Com dois manifestos publicados em menos de uma semana, o setor empresarial começa a mostrar insatisfação diante da demora na vacinação e do agravamento da pandemia da covid-19 no país. Eles cobram do presidente Jair Bolsonaro pressa na imunização, criticam a politização por causa das eleições de 2022, se colocam à disposição para ajudar e pedem ação do governo e do Congresso com medidas para a retomada econômica.
A reportagem ouviu empresários e presidentes das principais confederações do Brasil e num ponto eles são unânimes: é urgente a imunização em massa, com todos os tipos necessários de vacinas, para tranquilizar a população e acelerar a retomada da economia. Além de críticas à atuação do governo federal e de seus ministros, sobretudo o chanceler Ernesto Araújo, governadores e parlamentares não escapam da pressão.
No primeiro manifesto, assinado por 14 entidades, o movimento Coalizão Indústria pede "reformas já" e afirma que a segunda onda da pandemia é mais forte do que se imaginava e ocorre em desafiador cenário social, fiscal e de saúde. No segundo texto, "Prioridades aos Brasileiros", empresários alertam que os poderes devem fazer política de Estado, e não de governo.
— Entendemos que nada irá acontecer nesse país enquanto a população não estiver vacinada. Até porque muita gente não compreendeu a gravidade: há aglomeração em todo canto e desprezo à máscara — diz o presidente da Confederação Nacional do Comércio (CNC), José Roberto Tadros.
A entidade ofereceu instalações e equipes do Sesc e Senac para ajudar e evitar filas na vacinação. Tadros defende ainda a prorrogação do auxílio emergencial por 90 dias.
Já o presidente da Confederação Nacional de Serviços (CNS), Luigi Nesse, pede que as autoridades deem orientações a serem repassadas aos funcionários.
— Quem deve fazer isso é o Ministério da Saúde. Uma cartilha orientadora.
Do movimento Coalizão da Indústria, o empresário José Ricardo Roriz Coelho, presidente da Associação Brasileira da Indústria de Plástico (Abiplast) e vice-presidente da Fiesp, diz que a organização em relação à pandemia está ruim e cheia de imprevistos.

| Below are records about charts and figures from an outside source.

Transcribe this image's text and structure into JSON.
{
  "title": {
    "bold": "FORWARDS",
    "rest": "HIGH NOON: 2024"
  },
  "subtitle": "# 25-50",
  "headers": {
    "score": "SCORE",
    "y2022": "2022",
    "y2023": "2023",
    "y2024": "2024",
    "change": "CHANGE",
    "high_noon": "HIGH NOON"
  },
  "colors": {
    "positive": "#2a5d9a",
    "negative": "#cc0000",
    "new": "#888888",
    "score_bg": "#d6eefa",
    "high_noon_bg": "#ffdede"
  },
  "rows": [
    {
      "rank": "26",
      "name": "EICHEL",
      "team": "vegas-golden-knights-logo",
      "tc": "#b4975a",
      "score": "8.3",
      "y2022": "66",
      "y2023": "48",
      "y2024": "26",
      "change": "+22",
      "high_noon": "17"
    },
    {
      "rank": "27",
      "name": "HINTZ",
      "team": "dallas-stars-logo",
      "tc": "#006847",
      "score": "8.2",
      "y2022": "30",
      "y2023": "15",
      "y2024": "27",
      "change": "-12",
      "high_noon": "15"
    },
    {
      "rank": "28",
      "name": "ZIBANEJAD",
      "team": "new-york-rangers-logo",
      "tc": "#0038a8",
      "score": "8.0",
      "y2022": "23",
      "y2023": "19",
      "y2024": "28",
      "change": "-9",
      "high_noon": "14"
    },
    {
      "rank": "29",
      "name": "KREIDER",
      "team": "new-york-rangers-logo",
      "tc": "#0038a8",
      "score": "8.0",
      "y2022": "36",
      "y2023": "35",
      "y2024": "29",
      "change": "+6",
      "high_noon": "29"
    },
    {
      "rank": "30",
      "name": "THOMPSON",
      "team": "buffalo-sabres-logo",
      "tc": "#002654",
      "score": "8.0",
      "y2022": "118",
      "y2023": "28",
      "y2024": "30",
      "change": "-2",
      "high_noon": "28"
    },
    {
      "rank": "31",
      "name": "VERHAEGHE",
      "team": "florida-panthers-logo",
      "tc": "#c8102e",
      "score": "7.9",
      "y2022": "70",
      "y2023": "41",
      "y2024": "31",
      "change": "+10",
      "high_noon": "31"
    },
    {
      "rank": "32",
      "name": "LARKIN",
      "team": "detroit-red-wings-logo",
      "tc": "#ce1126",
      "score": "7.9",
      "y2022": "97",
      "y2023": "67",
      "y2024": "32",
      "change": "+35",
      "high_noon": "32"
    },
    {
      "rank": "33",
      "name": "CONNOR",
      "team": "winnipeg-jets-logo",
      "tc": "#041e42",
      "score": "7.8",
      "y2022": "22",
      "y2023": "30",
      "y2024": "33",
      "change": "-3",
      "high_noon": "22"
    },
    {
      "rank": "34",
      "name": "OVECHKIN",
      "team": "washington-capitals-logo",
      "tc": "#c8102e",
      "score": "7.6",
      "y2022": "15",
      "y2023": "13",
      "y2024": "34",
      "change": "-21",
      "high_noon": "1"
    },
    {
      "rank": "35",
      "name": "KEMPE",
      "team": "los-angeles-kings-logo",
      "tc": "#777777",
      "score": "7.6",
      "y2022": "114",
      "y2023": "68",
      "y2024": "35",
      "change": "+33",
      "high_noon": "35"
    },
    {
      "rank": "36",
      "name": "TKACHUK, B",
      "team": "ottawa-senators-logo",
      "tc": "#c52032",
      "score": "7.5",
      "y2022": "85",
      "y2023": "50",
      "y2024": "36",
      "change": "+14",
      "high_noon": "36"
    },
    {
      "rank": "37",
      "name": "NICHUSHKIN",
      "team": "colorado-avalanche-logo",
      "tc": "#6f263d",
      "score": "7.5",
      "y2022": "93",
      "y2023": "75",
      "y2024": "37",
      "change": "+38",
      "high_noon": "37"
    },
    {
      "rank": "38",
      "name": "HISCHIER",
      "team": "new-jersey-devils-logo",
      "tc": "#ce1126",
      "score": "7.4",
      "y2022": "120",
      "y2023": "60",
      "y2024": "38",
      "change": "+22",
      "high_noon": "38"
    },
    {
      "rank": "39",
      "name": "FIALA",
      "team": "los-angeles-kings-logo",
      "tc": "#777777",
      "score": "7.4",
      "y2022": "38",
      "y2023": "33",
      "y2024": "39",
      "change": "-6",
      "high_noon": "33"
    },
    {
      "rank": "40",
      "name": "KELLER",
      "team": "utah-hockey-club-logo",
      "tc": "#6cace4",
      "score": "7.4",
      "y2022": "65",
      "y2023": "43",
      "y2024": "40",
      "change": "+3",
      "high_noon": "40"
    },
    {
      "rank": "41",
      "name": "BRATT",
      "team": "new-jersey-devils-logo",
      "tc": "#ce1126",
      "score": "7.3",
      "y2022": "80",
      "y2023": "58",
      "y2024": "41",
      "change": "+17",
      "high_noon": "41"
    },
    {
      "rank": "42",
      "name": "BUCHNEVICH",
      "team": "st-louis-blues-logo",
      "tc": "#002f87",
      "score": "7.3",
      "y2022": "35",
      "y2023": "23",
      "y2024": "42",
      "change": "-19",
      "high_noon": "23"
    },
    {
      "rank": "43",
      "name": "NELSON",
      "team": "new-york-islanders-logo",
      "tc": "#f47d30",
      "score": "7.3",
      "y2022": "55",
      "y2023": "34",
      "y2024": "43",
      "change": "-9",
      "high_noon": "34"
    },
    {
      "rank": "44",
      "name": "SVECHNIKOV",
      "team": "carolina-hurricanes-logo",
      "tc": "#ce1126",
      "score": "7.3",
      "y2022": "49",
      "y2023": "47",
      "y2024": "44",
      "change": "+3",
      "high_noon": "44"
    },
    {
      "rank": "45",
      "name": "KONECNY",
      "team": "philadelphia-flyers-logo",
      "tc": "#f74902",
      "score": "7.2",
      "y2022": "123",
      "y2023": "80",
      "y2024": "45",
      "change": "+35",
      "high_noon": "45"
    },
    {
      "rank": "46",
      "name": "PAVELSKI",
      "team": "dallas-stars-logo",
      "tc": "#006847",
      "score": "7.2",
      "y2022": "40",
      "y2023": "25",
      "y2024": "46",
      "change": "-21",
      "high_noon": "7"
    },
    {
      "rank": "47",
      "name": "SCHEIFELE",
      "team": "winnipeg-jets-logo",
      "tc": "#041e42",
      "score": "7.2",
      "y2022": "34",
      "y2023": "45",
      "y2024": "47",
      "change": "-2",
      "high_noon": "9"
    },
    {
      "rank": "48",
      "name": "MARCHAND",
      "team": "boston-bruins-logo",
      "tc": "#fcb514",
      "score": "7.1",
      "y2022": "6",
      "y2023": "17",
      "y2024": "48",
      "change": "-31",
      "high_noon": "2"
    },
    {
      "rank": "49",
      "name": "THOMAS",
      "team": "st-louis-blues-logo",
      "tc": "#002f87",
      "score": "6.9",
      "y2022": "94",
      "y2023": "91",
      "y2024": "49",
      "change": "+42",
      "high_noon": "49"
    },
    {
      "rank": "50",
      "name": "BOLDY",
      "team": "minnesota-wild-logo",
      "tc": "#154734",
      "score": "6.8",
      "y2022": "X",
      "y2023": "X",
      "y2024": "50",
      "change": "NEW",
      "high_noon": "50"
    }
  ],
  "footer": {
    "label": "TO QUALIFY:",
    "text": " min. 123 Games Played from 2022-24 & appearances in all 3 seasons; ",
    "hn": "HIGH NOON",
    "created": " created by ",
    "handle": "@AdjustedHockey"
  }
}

— Do lado da saúde, não está passando segurança. Do lado da economia, as coisas não andam — avalia.
As empresas esperam clareza do governo para evitar que seus recursos não acabem sendo mal utilizados, afirma Pedro Passos, cofundador da gigante dos cosméticos Natura.
— Sem a liderança e o chamamento do governo, fica o temor de que essa ajuda seja de pouca valia. O governo tem de dizer o que o empresário deve fazer: é para emprestar caminhão para carregar vacina, treinar gente, contratar consultoria, planejar logística? — questiona Passos.
Empresas veem "improviso" do governo
Um executivo presente à reunião entre empresas e membros de três ministérios sobre a vacinação contra a covid-19, na semana passada, disse ter saído "aliviado" do encontro. Na ocasião, o governo garantiu ter o controle da situação, tanto no estoque de vacinas quanto para a entrega dos imunizantes.
Contudo, após o barulho político e as dificuldades do governo em garantir vacinas, a impressão mudou. Empresários entrevistados dizem estar dispostos a ajudar a agilizar a vacinação, mas se irritaram com os "improvisos" e cobram clareza da situação para poderem ajudar.
Segundo Pedro Passos, o "empresariado como um todo está atônito porque a desinformação que vem do governo central é muito grande".
— A sensação é que há muito improviso. E isso assusta. Temos de vacinar 200 milhões de pessoas. E, como só devemos ter vacina em quantidade em dois meses, se tudo der certo, teremos de imunizar 1 milhão de pessoas por dia para terminar a vacinação em 2021. É um desafio gigante — afirma.
Quem pode se vacinar
Com o número bastante reduzido de doses disponíveis no Brasil neste primeiro momento da fase 1 do Plano Nacional de Imunização (6 milhões em todo o país, 340 mil no RS), a prioridade para receber as doses é dos profissionais da saúde que atuam no atendimento de pacientes com coronavírus, idosos que vivem em lares de longa permanência ou acima dos 75 anos e indígenas. Ainda não há vacinação aberta em postos de saúde para demais pessoas previstas nos grupos prioritários.